It was a very special occasion, namely the wedding of two of my oldest friends. Actually, it was the night before the wedding, with just the groom and intimes (a "Last Supper" of sorts). First of all, I should have noticed the ominous sign of starting with a wine, Chateau des Tourrettes, named after a cursing disease.
I hasten to add that the wine was excellent, as was a parade of interesting dishes that came to the table.
There was seafood-mango salad,
But the dish I almost didn't recover from was called "Frogs in a Pond." I felt I had to order it because it was so original and so different from anything I'd ever seen: frog meat and marinated seaweed in a broth -- a playful reflection of the dish's name. It's the Four Seasons, right? I'm sure it will be superb! Well, I was very surprised that when the dish arrived, it tasted exactly like a frog.
In a pond.
The frog meat was fishy and the seaweed was stringy like genuine pond scum. The basil seeds were supposed to represent little frog eggs waiting to hatch into tadpoles. Not only is the very thought of this unappetizing, but the seeds were slimy. And the broth tasted precisely like pond water. The miniature lily pads were actually not bad, but I wondered if they were genuine lily pads from a puddle out back. It was all a bit too literal.

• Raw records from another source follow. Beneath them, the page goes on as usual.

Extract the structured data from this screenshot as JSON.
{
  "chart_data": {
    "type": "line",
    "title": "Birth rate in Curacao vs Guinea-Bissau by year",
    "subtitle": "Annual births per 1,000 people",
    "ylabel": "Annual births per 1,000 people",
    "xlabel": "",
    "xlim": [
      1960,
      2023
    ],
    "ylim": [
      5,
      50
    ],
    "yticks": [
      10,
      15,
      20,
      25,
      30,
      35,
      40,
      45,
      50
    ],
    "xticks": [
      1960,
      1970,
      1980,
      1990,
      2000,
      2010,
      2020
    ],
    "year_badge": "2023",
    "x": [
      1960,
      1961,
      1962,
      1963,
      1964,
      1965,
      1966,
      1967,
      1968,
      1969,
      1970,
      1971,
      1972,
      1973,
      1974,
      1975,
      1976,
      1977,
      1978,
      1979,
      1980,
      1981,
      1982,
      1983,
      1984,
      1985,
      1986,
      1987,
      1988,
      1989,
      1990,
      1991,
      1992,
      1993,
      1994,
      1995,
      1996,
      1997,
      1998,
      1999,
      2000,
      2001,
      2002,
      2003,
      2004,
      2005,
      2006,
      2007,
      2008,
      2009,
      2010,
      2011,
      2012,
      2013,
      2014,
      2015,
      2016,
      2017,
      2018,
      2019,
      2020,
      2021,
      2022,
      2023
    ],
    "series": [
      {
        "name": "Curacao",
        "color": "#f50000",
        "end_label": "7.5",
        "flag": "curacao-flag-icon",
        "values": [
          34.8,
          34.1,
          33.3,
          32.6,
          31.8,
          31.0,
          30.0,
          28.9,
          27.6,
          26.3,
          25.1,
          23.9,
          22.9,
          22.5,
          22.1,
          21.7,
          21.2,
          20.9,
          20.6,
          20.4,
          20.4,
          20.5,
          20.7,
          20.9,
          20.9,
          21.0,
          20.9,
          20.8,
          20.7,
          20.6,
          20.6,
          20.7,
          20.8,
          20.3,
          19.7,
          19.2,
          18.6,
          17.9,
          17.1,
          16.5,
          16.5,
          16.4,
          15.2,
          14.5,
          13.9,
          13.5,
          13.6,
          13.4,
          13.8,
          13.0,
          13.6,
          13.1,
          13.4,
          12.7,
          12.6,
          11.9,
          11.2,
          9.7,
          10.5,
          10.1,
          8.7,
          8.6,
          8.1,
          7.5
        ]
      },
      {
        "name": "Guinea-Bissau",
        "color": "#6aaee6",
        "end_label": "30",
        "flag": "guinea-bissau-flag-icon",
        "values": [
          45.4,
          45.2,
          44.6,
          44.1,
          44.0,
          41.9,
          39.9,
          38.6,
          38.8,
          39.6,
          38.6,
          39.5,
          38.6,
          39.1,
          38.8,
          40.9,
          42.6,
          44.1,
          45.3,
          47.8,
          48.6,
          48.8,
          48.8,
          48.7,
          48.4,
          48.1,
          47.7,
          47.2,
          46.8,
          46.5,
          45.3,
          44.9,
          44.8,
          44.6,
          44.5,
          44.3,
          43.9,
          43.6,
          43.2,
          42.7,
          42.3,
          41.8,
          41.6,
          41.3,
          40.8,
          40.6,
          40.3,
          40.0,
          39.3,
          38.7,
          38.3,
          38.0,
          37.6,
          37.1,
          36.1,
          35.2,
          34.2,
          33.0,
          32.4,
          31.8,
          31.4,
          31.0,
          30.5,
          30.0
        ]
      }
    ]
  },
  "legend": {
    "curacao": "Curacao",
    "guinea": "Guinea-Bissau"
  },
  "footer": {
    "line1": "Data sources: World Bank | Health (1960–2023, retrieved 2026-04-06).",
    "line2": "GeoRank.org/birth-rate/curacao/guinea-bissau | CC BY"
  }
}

Fortunately, my entrée made up for it. It was called "Fisherman's Catch" and had a little of everything. Snapper. Crab. Lobster. It even had popcorn shrimp topped with actual popcorn. Brilliant touch. Trouble is, it kept reminding me of that merry song about cannibalism from the musical Sweeney Todd, called "A Little Priest," in which they sing of eating "shepherd's pie peppered with actual shepherd on top." But if I didn't let a spawning frog ruin my appetite, a little cannibalism certainly wasn't going to stand in my way.